Le aziende sarde rimangono molto piccole, ha precisato Bianca Biagi (Università di Sassari), che ha illustrato i dati del 26° Rapporto CRENoS sull’economia della Sardegna. «Il tessuto economico sardo si caratterizza per la presenza di microimprese o nanoimprese, ovvero con meno di dieci dipendenti. Questo chiaramente è un problema, perché limita la capacità di esportare e soprattutto di creare innovazione e di investire in ricerca e sviluppo e quindi anche la produttività in generale – ha spiegato –. Tra le criticità anche una struttura demografica in declino. Questo creerà dei problemi di crescita potenziale e di sostenibilità futura dello stato sociale». Nel Rapporto CRENoS ci sono anche degli elementi positivi. «Il turismo cresce per il settimo anno di seguito, soprattutto nella domanda turistica straniera, che sale del 10 per cento ed è pari a quella italiana». Un elemento deludente per l’economia sarda in generale è il capitale umano, ancora basso. La presenza di laureati nella fascia d’età 30-34 anni è del 24 per cento, un dato inferiore alla media Ue che è del 40 per cento. «Stiamo però facendo passi in avanti perché rispetto al 2013 siamo cresciuti del 7 per cento». Anche se altri numeri preoccupano: per esempio, il 21 per cento dei giovani tra i 18 e i 24 anni ha la sola licenza media.
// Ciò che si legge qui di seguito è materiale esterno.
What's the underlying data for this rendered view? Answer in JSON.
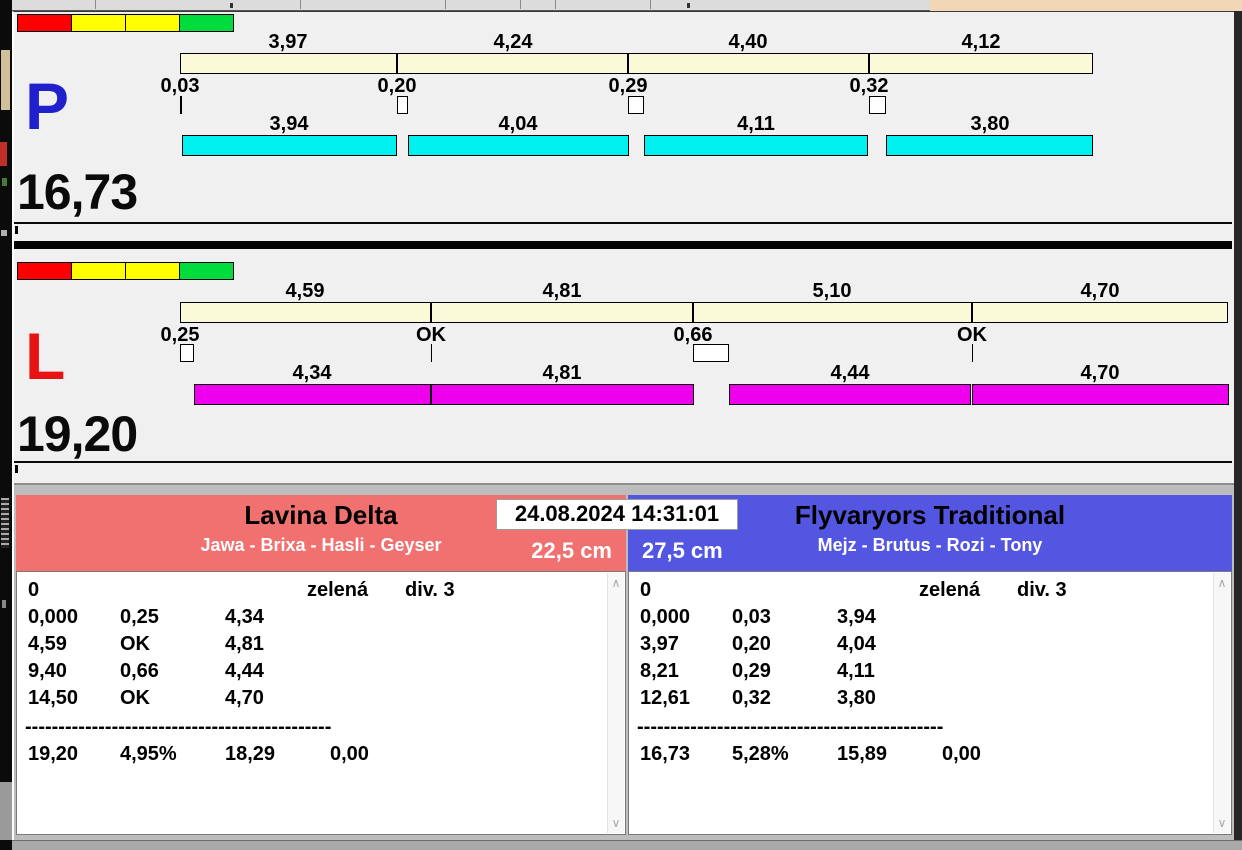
{
  "colors": {
    "window_background": "#f0f0f0",
    "split_bar": "#fafad8",
    "lane_p_dog_bar": "#00efef",
    "lane_l_dog_bar": "#ee00ee",
    "lamp_red": "#ff0000",
    "lamp_yellow": "#ffff00",
    "lamp_green": "#00dc3c",
    "left_team_header": "#f17070",
    "right_team_header": "#5356e0"
  },
  "icons": {
    "scroll_up": "∧",
    "scroll_down": "∨"
  },
  "lanes": [
    {
      "letter": "P",
      "letter_color": "#2020cc",
      "dog_bar_color": "#00efef",
      "total_label": "16,73",
      "total_seconds": 16.73,
      "legend_colors": [
        "#ff0000",
        "#ffff00",
        "#ffff00",
        "#00dc3c"
      ],
      "laps": [
        {
          "split_label": "3,97",
          "split_s": 3.97,
          "pass_label": "0,03",
          "pass_s": 0.03,
          "dog_label": "3,94",
          "dog_s": 3.94
        },
        {
          "split_label": "4,24",
          "split_s": 4.24,
          "pass_label": "0,20",
          "pass_s": 0.2,
          "dog_label": "4,04",
          "dog_s": 4.04
        },
        {
          "split_label": "4,40",
          "split_s": 4.4,
          "pass_label": "0,29",
          "pass_s": 0.29,
          "dog_label": "4,11",
          "dog_s": 4.11
        },
        {
          "split_label": "4,12",
          "split_s": 4.12,
          "pass_label": "0,32",
          "pass_s": 0.32,
          "dog_label": "3,80",
          "dog_s": 3.8
        }
      ]
    },
    {
      "letter": "L",
      "letter_color": "#e81212",
      "dog_bar_color": "#ee00ee",
      "total_label": "19,20",
      "total_seconds": 19.2,
      "legend_colors": [
        "#ff0000",
        "#ffff00",
        "#ffff00",
        "#00dc3c"
      ],
      "laps": [
        {
          "split_label": "4,59",
          "split_s": 4.59,
          "pass_label": "0,25",
          "pass_s": 0.25,
          "dog_label": "4,34",
          "dog_s": 4.34
        },
        {
          "split_label": "4,81",
          "split_s": 4.81,
          "pass_label": "OK",
          "pass_s": null,
          "dog_label": "4,81",
          "dog_s": 4.81
        },
        {
          "split_label": "5,10",
          "split_s": 5.1,
          "pass_label": "0,66",
          "pass_s": 0.66,
          "dog_label": "4,44",
          "dog_s": 4.44
        },
        {
          "split_label": "4,70",
          "split_s": 4.7,
          "pass_label": "OK",
          "pass_s": null,
          "dog_label": "4,70",
          "dog_s": 4.7
        }
      ]
    }
  ],
  "scoreboard": {
    "datetime": "24.08.2024 14:31:01",
    "left_panel": {
      "team": "Lavina Delta",
      "dogs": "Jawa - Brixa - Hasli - Geyser",
      "jump_height": "22,5 cm",
      "header_color": "#f17070",
      "info_row": [
        "0",
        "zelená",
        "div. 3"
      ],
      "rows": [
        [
          "0,000",
          "0,25",
          "4,34"
        ],
        [
          "4,59",
          "OK",
          "4,81"
        ],
        [
          "9,40",
          "0,66",
          "4,44"
        ],
        [
          "14,50",
          "OK",
          "4,70"
        ]
      ],
      "separator": "----------------------------------------------",
      "total_row": [
        "19,20",
        "4,95%",
        "18,29",
        "0,00"
      ]
    },
    "right_panel": {
      "team": "Flyvaryors Traditional",
      "dogs": "Mejz - Brutus - Rozi - Tony",
      "jump_height": "27,5 cm",
      "header_color": "#5356e0",
      "info_row": [
        "0",
        "zelená",
        "div. 3"
      ],
      "rows": [
        [
          "0,000",
          "0,03",
          "3,94"
        ],
        [
          "3,97",
          "0,20",
          "4,04"
        ],
        [
          "8,21",
          "0,29",
          "4,11"
        ],
        [
          "12,61",
          "0,32",
          "3,80"
        ]
      ],
      "separator": "----------------------------------------------",
      "total_row": [
        "16,73",
        "5,28%",
        "15,89",
        "0,00"
      ]
    }
  }
}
Come si inquadra l’economia sarda nel contesto mondiale? «La globalizzazione come l’abbiamo conosciuta finora è venuta meno», ha ricordato Fabrizio Traù, del Centro Studi Confindustria. Ci sono forti tendenze protezionistiche e a circoscrivere gli scambi internazionali ad ambiti più ristretti e ad aree più definite. «Questo comporta un minore ruolo per la domanda estera e un’esigenza di rilancio della domanda interna anche nei paesi industriali che per troppo tempo è stata trascurata».

Al termine è intervenuto Adolfo Valsecchi, presidente della Generale Conserve spa di Olbia, proprietaria del marchio As do Mar, azienda associata a Confindustria Centro Nord Sardegna. Valsecchi è stato per 21 anni amministratore delegato della Palmera. Il marchio negli anni ’90 era a pari merito con Rio Mare, oggi primo a livello mondiale con il 50 per cento del mercato italiano. «Sono ritornato nell’isola, con la As do Mar. Ho trovato la situazione peggiorata, perché il mondo è andato più veloce rispetto all’Italia e alla Sardegna. A incidere pesantemente è il costo del trasporto verso l’isola della materia prima da lavorare e poi per esportare il prodotto finito nel Continente».